We all know that feeling. The moment we realize the last peanut butter cup must either go to us to or our best friends, the switch flips. Our eyes turn crimson red, demonic body armour appears and begins to encase us, and we gnarl our razor-sharp teeth. The next instant it all disappears into the thin air from which it came. We gesture with an open palm and step back with the opposite foot. “I don’t want it. This one is yours.”
It’s just like two family men fighting for the dinner bill. No matter how hard they try to convince each other of the opposite, the fact remains nobody wants to pay for the bill.
School is a similar game of deception.

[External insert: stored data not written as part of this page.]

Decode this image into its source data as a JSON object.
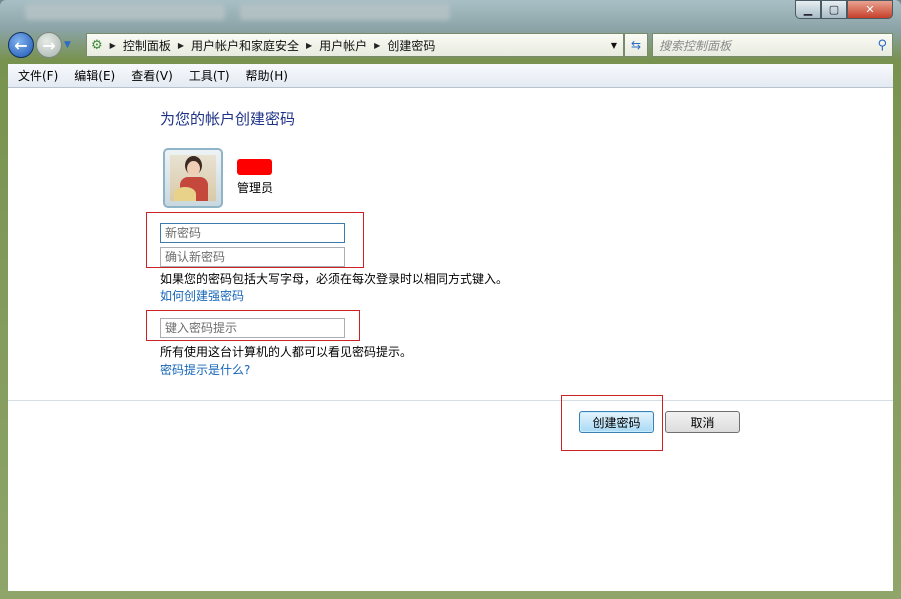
{
  "window": {
    "minimize_icon": "minimize-icon",
    "maximize_icon": "maximize-icon",
    "close_icon": "close-icon"
  },
  "address": {
    "crumbs": [
      "控制面板",
      "用户帐户和家庭安全",
      "用户帐户",
      "创建密码"
    ]
  },
  "search": {
    "placeholder": "搜索控制面板"
  },
  "menu": [
    "文件(F)",
    "编辑(E)",
    "查看(V)",
    "工具(T)",
    "帮助(H)"
  ],
  "main": {
    "title": "为您的帐户创建密码",
    "account_role": "管理员",
    "new_password_placeholder": "新密码",
    "confirm_password_placeholder": "确认新密码",
    "case_note": "如果您的密码包括大写字母，必须在每次登录时以相同方式键入。",
    "strong_link": "如何创建强密码",
    "hint_placeholder": "键入密码提示",
    "hint_note": "所有使用这台计算机的人都可以看见密码提示。",
    "hint_link": "密码提示是什么?",
    "create_button": "创建密码",
    "cancel_button": "取消"
  },
  "colors": {
    "title": "#1e3287",
    "link": "#1565b8",
    "highlight_box": "#cc2222"
  }
}
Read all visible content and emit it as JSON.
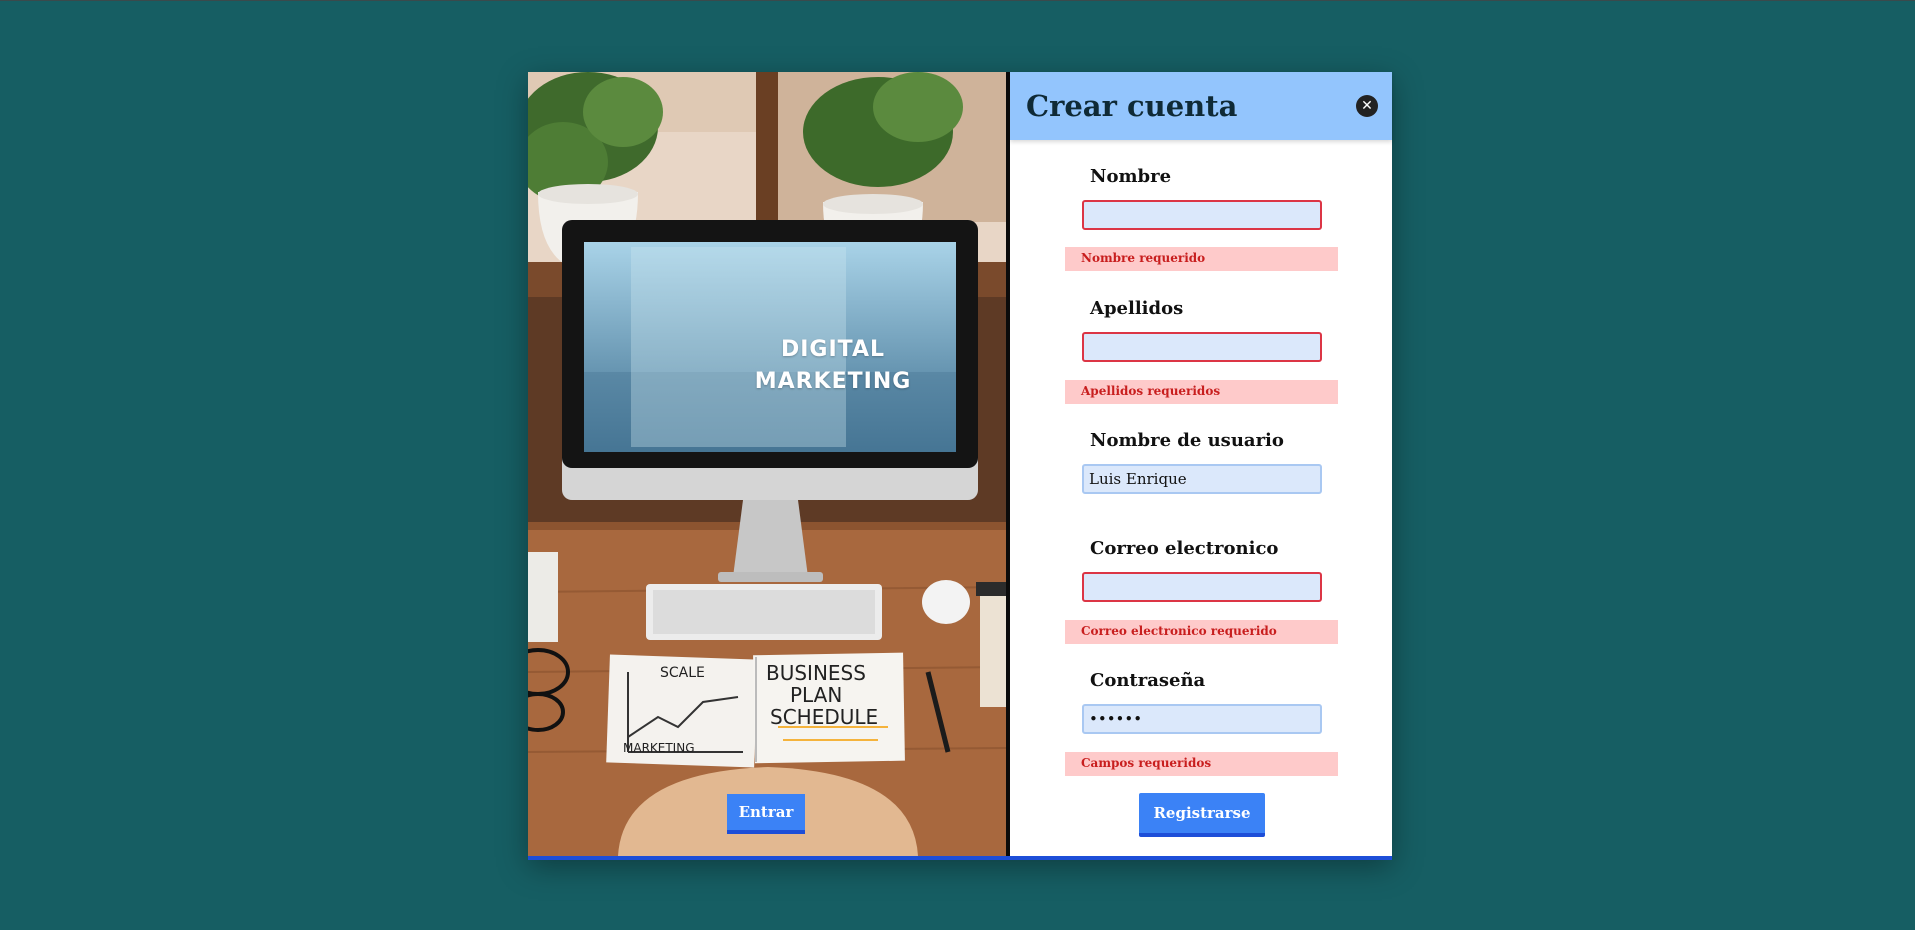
{
  "page": {
    "background": "#165e63"
  },
  "image_panel": {
    "monitor_text_line1": "DIGITAL",
    "monitor_text_line2": "MARKETING",
    "notebook_left_top": "SCALE",
    "notebook_left_bottom": "MARKETING",
    "notebook_right_1": "BUSINESS",
    "notebook_right_2": "PLAN",
    "notebook_right_3": "SCHEDULE"
  },
  "login_button": {
    "label": "Entrar"
  },
  "form": {
    "title": "Crear cuenta",
    "close_icon": "close-icon",
    "fields": [
      {
        "label": "Nombre",
        "value": "",
        "error": "Nombre requerido"
      },
      {
        "label": "Apellidos",
        "value": "",
        "error": "Apellidos requeridos"
      },
      {
        "label": "Nombre de usuario",
        "value": "Luis Enrique",
        "error": ""
      },
      {
        "label": "Correo electronico",
        "value": "",
        "error": "Correo electronico requerido"
      },
      {
        "label": "Contraseña",
        "value": "••••••",
        "error": "Campos requeridos"
      }
    ],
    "submit_label": "Registrarse"
  },
  "colors": {
    "header": "#93c5fd",
    "button": "#3b82f6",
    "button_border": "#1d4ed8",
    "error_bg": "#fecaca",
    "error_text": "#c81e1e",
    "input_bg": "#dbe8fb"
  }
}
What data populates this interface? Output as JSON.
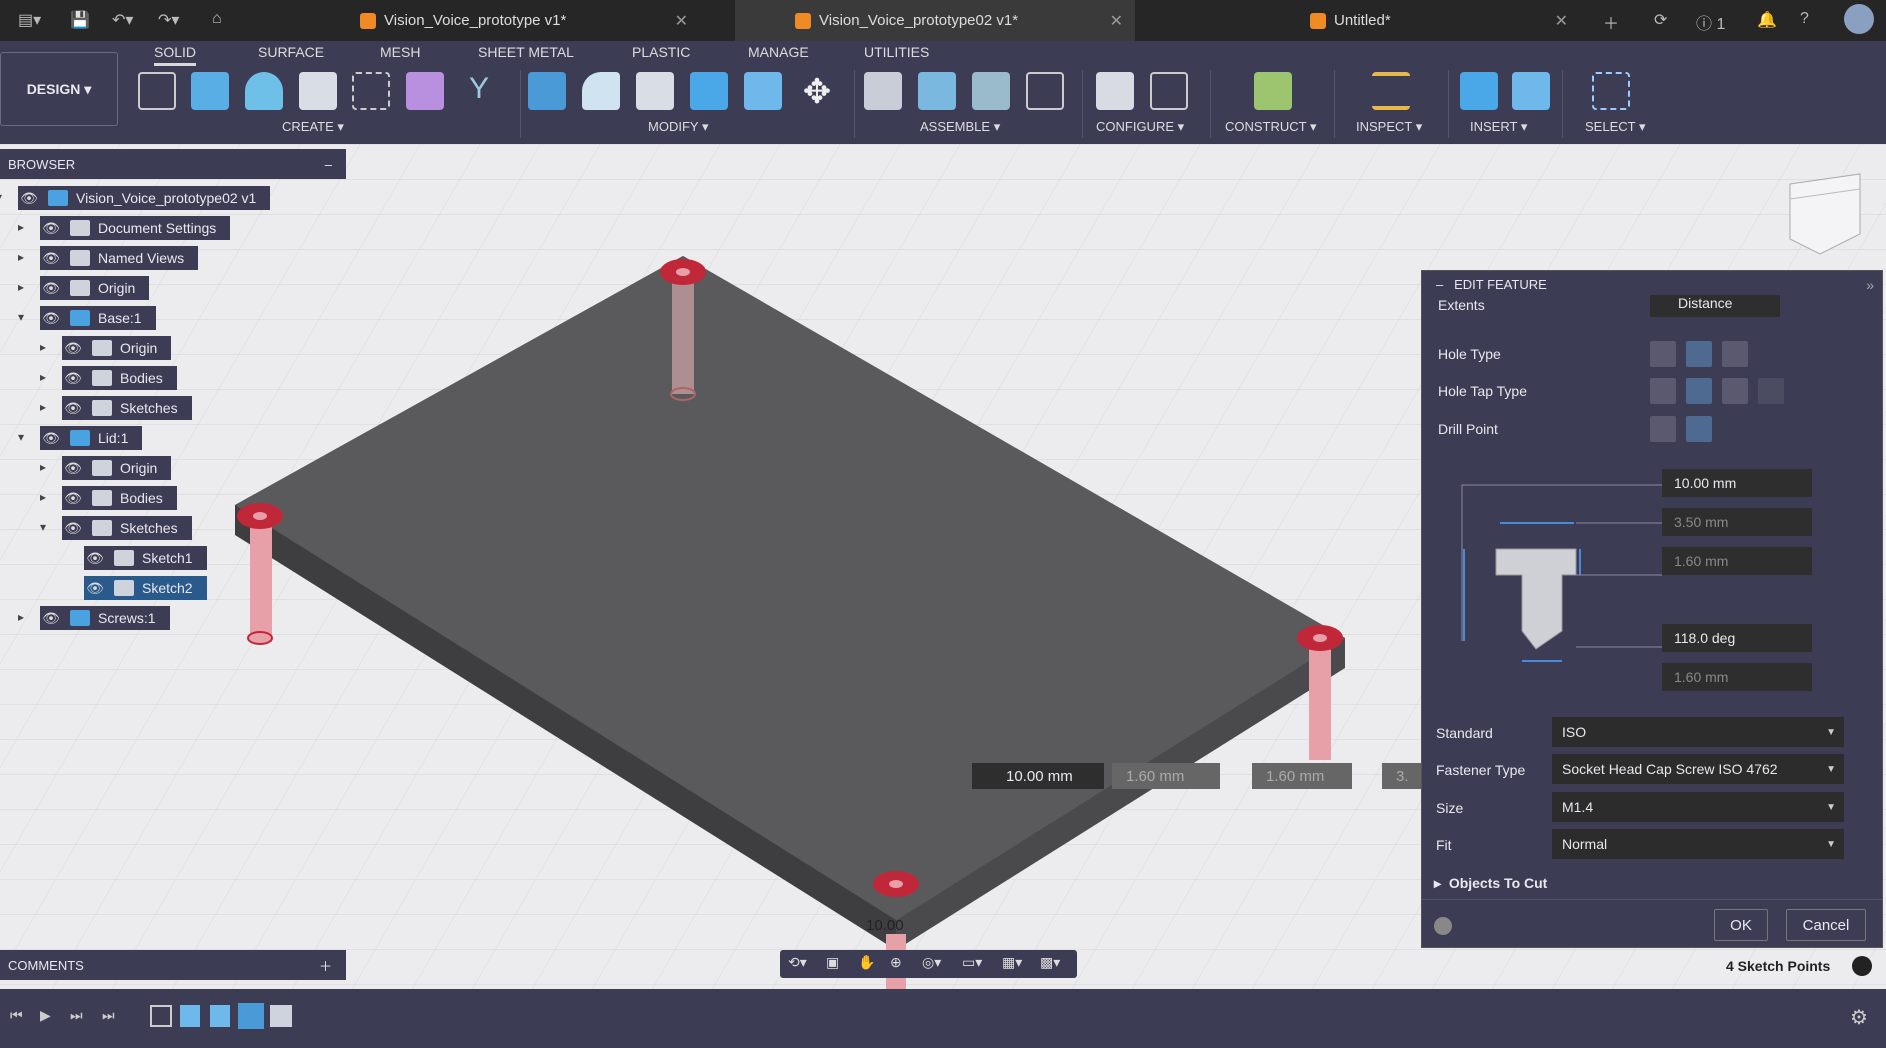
{
  "tabs": [
    {
      "label": "Vision_Voice_prototype v1*",
      "active": false
    },
    {
      "label": "Vision_Voice_prototype02 v1*",
      "active": true
    },
    {
      "label": "Untitled*",
      "active": false
    }
  ],
  "header_right": {
    "notifications": "1"
  },
  "workspace": "DESIGN",
  "ribbon_tabs": [
    "SOLID",
    "SURFACE",
    "MESH",
    "SHEET METAL",
    "PLASTIC",
    "MANAGE",
    "UTILITIES"
  ],
  "active_ribbon_tab": "SOLID",
  "groups": [
    "CREATE",
    "MODIFY",
    "ASSEMBLE",
    "CONFIGURE",
    "CONSTRUCT",
    "INSPECT",
    "INSERT",
    "SELECT"
  ],
  "browser": {
    "title": "BROWSER",
    "items": [
      {
        "label": "Vision_Voice_prototype02 v1",
        "level": 0
      },
      {
        "label": "Document Settings",
        "level": 1
      },
      {
        "label": "Named Views",
        "level": 1
      },
      {
        "label": "Origin",
        "level": 1
      },
      {
        "label": "Base:1",
        "level": 1
      },
      {
        "label": "Origin",
        "level": 2
      },
      {
        "label": "Bodies",
        "level": 2
      },
      {
        "label": "Sketches",
        "level": 2
      },
      {
        "label": "Lid:1",
        "level": 1
      },
      {
        "label": "Origin",
        "level": 2
      },
      {
        "label": "Bodies",
        "level": 2
      },
      {
        "label": "Sketches",
        "level": 2
      },
      {
        "label": "Sketch1",
        "level": 3
      },
      {
        "label": "Sketch2",
        "level": 3,
        "selected": true
      },
      {
        "label": "Screws:1",
        "level": 1
      }
    ]
  },
  "comments": {
    "title": "COMMENTS"
  },
  "viewport": {
    "dims": [
      "10.00 mm",
      "1.60 mm",
      "1.60 mm",
      "3."
    ],
    "plate_label": "10.00",
    "plate_color": "#5a5a5c",
    "hole_color": "#c0283a"
  },
  "edit_feature": {
    "title": "EDIT FEATURE",
    "extents_label": "Extents",
    "extents_value": "Distance",
    "hole_type_label": "Hole Type",
    "hole_tap_type_label": "Hole Tap Type",
    "drill_point_label": "Drill Point",
    "dims": [
      "10.00 mm",
      "3.50 mm",
      "1.60 mm",
      "118.0 deg",
      "1.60 mm"
    ],
    "standard_label": "Standard",
    "standard": "ISO",
    "fastener_label": "Fastener Type",
    "fastener": "Socket Head Cap Screw ISO 4762",
    "size_label": "Size",
    "size": "M1.4",
    "fit_label": "Fit",
    "fit": "Normal",
    "objects_to_cut": "Objects To Cut",
    "ok": "OK",
    "cancel": "Cancel"
  },
  "status": "4 Sketch Points"
}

If I were to spin around in a circle with a finger outstretched in a room of TOPS kids, the number of frown lines on my forehead when stopped will indicate the number of extracurricular activities the target doesn’t want you to know about. To get into this program we had to excel above others. We discovered that if we learned to play piano before we could walk, we would have an asset that few others had. Ironically, now it’s actually rarer for one not to know to play the piano than it is for one to know how to play. If it worked for your high school application then why not for your university, grad school, and job applications?
I don’t think it won’t work. I just don’t appreciate the consequences it has on the betrayed classmates. It is like the entire peloton quietly snuck ahead of you. You find yourself alone, losing, and skeptical of the people you trusted and learned to work with.